The highly structured revolving set (by David Zinn) and the hi-tech design of the lighting (Russell H. Champa) and video projections (Rocco DiSanti) play a key role in that problematical second act, which makes a huge literal point about the way technology can both assist and impede human connections. But the only set pieces that count are the sterile computer cluster where Elliot (Karl Miller) and Molly (Aubrey Dollar) meet cute and the big warm bed where they dare to be human.
Miller, a rare and true find who appears to have eluded the attention of the Hollywood studio talent bandits, is such a likable performer that Elliot, a computer science grad student at an undesignated university, wins our hearts before he even opens his mouth. The lovestruck lad is so socially tongue-tied and physically uncoordinated that Molly, the molecular biologist he’s been trying to pick up, has to come to his rescue by asking for help with an experiment that’s been throwing up data that is “sort of noisy and full of crap.”
Molly’s a charmer, but she’s also formidably smart and sure of herself, and Dollar gets extra credit for letting us see that fine intelligence along with her girlish insecurities.
So score two for helmer Pam MacKinnon (“Clybourne Park”), who also directed the play when it preemed at South Coast Rep.

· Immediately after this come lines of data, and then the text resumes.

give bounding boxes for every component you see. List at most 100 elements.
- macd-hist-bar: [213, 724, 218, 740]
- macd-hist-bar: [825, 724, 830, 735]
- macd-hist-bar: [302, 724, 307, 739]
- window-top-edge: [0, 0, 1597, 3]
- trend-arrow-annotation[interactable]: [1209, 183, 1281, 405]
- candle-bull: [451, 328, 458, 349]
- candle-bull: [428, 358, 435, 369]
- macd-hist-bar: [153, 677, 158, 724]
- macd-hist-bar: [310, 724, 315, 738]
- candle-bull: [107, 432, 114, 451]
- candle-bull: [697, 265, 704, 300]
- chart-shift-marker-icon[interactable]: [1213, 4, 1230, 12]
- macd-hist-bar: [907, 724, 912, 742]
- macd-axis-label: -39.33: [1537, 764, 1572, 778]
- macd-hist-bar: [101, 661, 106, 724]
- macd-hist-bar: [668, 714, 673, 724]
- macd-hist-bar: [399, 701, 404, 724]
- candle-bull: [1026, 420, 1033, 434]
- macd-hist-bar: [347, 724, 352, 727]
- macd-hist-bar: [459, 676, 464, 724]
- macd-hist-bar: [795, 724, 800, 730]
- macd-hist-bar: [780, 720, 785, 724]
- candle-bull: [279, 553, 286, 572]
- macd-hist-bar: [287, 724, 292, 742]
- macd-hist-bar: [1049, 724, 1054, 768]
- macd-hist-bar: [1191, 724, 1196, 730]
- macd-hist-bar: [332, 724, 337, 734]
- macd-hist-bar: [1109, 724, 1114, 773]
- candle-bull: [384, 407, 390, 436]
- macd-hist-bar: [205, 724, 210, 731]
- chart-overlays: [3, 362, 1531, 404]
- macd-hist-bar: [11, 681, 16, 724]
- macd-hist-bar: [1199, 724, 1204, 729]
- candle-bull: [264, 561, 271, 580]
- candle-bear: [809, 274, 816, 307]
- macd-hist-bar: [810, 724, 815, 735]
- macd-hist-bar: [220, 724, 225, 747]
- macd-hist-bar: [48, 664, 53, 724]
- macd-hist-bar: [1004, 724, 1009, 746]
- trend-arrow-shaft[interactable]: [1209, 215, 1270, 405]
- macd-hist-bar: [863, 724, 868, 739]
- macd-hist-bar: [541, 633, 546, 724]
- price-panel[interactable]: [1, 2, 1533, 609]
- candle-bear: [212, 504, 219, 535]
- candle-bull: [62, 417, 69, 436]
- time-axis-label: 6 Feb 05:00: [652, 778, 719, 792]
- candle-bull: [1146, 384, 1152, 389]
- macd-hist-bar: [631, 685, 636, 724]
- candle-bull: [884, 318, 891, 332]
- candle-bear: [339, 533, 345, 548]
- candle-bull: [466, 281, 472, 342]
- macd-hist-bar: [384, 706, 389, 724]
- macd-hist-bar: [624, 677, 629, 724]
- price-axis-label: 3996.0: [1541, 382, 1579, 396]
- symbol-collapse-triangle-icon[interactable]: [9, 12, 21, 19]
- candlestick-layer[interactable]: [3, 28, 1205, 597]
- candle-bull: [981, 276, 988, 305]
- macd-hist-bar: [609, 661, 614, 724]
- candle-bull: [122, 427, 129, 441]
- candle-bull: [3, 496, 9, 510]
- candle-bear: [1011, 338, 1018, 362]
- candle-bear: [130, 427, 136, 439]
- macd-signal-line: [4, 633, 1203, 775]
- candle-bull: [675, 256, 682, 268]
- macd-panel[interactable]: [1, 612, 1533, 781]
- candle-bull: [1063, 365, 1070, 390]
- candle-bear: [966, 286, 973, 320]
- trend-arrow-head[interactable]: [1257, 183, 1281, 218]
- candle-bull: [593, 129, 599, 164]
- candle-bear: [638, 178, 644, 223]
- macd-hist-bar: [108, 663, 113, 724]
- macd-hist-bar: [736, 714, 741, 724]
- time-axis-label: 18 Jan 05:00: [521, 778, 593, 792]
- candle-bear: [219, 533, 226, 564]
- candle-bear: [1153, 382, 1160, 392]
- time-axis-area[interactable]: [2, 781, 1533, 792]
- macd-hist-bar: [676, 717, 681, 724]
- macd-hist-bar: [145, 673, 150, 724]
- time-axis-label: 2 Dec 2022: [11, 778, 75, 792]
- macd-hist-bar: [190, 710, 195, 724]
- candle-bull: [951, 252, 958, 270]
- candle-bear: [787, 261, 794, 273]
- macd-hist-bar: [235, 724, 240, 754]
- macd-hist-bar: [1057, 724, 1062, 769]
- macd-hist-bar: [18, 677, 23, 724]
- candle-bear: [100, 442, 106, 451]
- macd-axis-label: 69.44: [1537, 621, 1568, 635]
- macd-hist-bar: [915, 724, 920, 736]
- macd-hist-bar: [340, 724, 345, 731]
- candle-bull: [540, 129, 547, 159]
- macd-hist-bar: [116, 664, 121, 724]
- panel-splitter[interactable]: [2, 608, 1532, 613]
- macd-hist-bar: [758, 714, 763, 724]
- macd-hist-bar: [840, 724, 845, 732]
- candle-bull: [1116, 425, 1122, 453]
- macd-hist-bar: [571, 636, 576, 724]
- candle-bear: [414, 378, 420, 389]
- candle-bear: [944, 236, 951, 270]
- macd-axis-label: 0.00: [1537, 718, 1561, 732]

Actually, score four for this helmer, because Brian Avers and Meredith Forlenza are plenty of fun to watch as the various ex-lovers and would-be lovers who serve to make the plot look more complicated than it is.
Would that Moses had given these characters more to do in the second act, when Elliot and Molly have the big breakup that’s pretty much obligatory in romantic comedies. For some reason, the playwright neglected the mechanical plot engineering necessary to support some plausible dramatic complications for the breakup, which feels abrupt and insufficiently motivated.
In one respect, Elliot and Molly are no different from countless other lovers in countless other plays: They’re wary of commitment and want some assurances they won’t be hurt if they let down their guard.
But Moses poses this eternal question in an original and interesting way, by making it the nub of the biology science problem that Elliot tries to solve with the data-mining algorithm he programs for Molly. So when these articulate lovers enthusiastically speak (in streams of dense but strangely musical technical language) of brute force algorithms that can organize masses of possibilities into manageable, even predictable probabilities, they are actually calculating their own odds of being hurt.
The metaphors may not be on a par with the imagery in “Ode on a Grecian Urn,” but every generation speaks its own poetry and Moses seems to have the ear for it.